I feel like scrap pried off a plane mid flight. Something cheap and shitty sent downward into the earth.

I’ve always connected with trash, I guess.

Trash is different here in New York. Ever since I moved I take it out three times a week, plus recycling. It’s mountained up on curbs and corners. Paper and broken glass blanket the street, accented by dog shit and cat piss. There are old TVs, pairs of shoes, filthy shirts. It’s pretty great, actually. People don’t toss a lot around here. They put things out on the sidewalk and they disappear back into circulation. And why not? It still works. Just needs a wash. I’ve taken a couple shirts from the street, a whole typewriter, various books: Game of Thrones, Interview with the Vampire, Canterbury Tales.

Should I think of myself in the same way? Dirty, but useful. Still valuable.

Thanks to forgiving roommates and a skin-of-teeth budget, I’m housed at least. Though I don’t have money for much else.

It’s hard to feel like a woman in all of this. I’ve felt more like some filthy, anonymous mammal. Like a possum or something. Wiry unwashed hair, a tendency to hiss. Feels right.

But things will be okay. To whoever follows these unfortunate adventures, things always find their way back to okay.

After all, I’m not dead yet.

Update: I’m back on medication and hormones. One small hiccup: I just lost my job.

--------------------------------------------------------------------------------------------------------------------------------------

07/19/24

The children don’t have a bed.

The children sleep on the floor.

The children are gray like concrete. Like sidewalk stamped with tire marks and gum, celebrated with bouquets of white smoke. They lay like interlocking bricks near a box of spring water, far below the humiliating heat.

I think this as I scrape their sky and sweat.
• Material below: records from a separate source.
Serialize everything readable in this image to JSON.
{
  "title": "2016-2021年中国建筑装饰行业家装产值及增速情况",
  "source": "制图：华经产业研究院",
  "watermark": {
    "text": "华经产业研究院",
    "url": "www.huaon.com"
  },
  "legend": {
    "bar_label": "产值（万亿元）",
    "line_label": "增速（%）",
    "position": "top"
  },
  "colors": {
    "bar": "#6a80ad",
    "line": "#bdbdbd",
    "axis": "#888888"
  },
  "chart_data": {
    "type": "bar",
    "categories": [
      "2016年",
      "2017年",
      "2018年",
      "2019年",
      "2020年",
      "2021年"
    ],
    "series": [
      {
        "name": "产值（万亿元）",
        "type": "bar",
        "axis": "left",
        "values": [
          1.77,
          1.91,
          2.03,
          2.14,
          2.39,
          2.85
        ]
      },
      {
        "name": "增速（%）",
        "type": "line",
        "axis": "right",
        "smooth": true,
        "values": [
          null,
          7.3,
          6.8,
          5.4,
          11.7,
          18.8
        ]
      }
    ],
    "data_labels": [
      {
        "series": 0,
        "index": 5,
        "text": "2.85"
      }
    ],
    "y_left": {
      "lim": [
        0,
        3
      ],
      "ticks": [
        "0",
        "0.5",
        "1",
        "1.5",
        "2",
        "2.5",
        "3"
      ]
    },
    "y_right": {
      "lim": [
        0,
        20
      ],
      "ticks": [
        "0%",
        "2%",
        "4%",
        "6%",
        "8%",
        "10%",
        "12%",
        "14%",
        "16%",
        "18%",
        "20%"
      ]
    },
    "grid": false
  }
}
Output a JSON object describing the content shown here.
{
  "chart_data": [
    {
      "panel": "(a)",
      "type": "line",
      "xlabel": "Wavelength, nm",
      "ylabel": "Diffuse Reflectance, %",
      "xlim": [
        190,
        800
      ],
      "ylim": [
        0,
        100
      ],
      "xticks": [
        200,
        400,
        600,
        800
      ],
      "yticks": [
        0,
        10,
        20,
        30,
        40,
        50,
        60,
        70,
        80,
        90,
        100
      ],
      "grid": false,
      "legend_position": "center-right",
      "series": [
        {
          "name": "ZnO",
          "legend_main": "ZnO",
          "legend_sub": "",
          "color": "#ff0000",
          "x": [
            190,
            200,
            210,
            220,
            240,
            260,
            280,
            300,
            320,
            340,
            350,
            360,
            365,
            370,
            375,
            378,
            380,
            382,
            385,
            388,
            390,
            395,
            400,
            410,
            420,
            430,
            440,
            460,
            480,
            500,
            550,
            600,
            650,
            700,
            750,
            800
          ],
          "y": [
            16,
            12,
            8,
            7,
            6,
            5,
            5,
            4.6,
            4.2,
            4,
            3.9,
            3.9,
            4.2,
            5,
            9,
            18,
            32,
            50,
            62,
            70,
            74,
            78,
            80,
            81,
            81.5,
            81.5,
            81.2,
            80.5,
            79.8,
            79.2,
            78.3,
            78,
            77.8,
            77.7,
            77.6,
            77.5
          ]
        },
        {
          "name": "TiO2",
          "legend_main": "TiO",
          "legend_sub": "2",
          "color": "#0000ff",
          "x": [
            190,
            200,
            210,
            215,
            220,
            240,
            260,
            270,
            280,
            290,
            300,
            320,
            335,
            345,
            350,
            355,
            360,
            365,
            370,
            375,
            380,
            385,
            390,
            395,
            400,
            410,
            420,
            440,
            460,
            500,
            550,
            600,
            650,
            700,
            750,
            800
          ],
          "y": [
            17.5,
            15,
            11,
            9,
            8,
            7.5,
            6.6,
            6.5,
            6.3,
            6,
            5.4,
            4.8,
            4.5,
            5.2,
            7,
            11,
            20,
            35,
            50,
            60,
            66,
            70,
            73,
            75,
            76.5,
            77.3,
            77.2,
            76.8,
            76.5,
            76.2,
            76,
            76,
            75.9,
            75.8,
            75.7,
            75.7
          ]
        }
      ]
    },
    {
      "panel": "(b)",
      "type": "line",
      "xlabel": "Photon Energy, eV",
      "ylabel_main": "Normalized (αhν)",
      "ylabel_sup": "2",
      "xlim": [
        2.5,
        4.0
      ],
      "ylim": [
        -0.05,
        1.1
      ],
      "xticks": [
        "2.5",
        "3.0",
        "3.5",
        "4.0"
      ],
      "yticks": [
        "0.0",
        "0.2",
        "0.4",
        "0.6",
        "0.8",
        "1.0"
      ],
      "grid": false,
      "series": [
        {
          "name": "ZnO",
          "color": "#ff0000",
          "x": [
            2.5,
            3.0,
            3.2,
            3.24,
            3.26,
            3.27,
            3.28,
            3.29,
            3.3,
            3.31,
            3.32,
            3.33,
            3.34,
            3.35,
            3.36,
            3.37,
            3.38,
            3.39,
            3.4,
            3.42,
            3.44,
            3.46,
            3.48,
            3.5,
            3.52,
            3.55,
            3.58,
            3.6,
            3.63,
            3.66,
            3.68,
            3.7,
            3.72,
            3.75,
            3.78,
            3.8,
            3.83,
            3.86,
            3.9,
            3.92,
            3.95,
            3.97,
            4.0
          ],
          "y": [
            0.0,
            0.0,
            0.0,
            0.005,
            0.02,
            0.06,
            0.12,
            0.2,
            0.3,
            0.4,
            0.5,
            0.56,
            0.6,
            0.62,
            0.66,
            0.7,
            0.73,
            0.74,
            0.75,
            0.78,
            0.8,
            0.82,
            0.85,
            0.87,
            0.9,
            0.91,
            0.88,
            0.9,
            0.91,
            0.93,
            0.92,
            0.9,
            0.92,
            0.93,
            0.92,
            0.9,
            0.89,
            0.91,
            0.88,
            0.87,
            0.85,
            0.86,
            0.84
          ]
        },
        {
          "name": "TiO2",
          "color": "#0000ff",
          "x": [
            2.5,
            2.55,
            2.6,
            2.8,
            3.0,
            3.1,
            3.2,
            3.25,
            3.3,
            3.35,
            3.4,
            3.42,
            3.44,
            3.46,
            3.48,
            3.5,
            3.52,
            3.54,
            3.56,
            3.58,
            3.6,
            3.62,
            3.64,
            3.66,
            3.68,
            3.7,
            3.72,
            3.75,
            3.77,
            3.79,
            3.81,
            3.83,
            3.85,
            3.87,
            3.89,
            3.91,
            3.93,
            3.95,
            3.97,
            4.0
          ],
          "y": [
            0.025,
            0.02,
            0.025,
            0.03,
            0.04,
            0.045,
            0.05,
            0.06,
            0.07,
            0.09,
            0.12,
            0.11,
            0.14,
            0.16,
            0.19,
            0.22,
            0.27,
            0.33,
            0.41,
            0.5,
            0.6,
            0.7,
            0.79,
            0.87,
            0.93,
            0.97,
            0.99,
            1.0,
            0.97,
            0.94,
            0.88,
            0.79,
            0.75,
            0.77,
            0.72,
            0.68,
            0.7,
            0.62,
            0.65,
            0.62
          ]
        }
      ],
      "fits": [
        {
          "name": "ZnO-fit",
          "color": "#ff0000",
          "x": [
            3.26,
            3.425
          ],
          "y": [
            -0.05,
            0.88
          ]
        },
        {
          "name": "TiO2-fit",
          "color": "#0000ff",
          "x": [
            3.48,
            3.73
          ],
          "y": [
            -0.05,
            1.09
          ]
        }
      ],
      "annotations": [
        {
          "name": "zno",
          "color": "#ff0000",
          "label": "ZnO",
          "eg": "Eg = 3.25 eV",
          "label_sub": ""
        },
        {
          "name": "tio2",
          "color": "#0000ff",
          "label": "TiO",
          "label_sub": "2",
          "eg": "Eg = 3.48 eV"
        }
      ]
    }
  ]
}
I think about the coolness of dirty tile, the unilateral haze of summer. Tidal ache, repetitious and ephemeral, burns in the rhythm of a cat sigh.

Your thinning mother, with her fence-tip spine and picket ribs, is somewhere. Perhaps out in the evening, hidden in the abundant shade.

The store is tended in an agreed silence as to not wake the children. The scrape and whine of the city are suspended with the heat, localized to the tall, and for once something in this city sleeps.

I’ll think about this when I need to. When I forget how to close my eyes. When I forget about the corners in the bodegas in the city.

My feet ache on each step away. The children sleep on the floor. It is hot outside.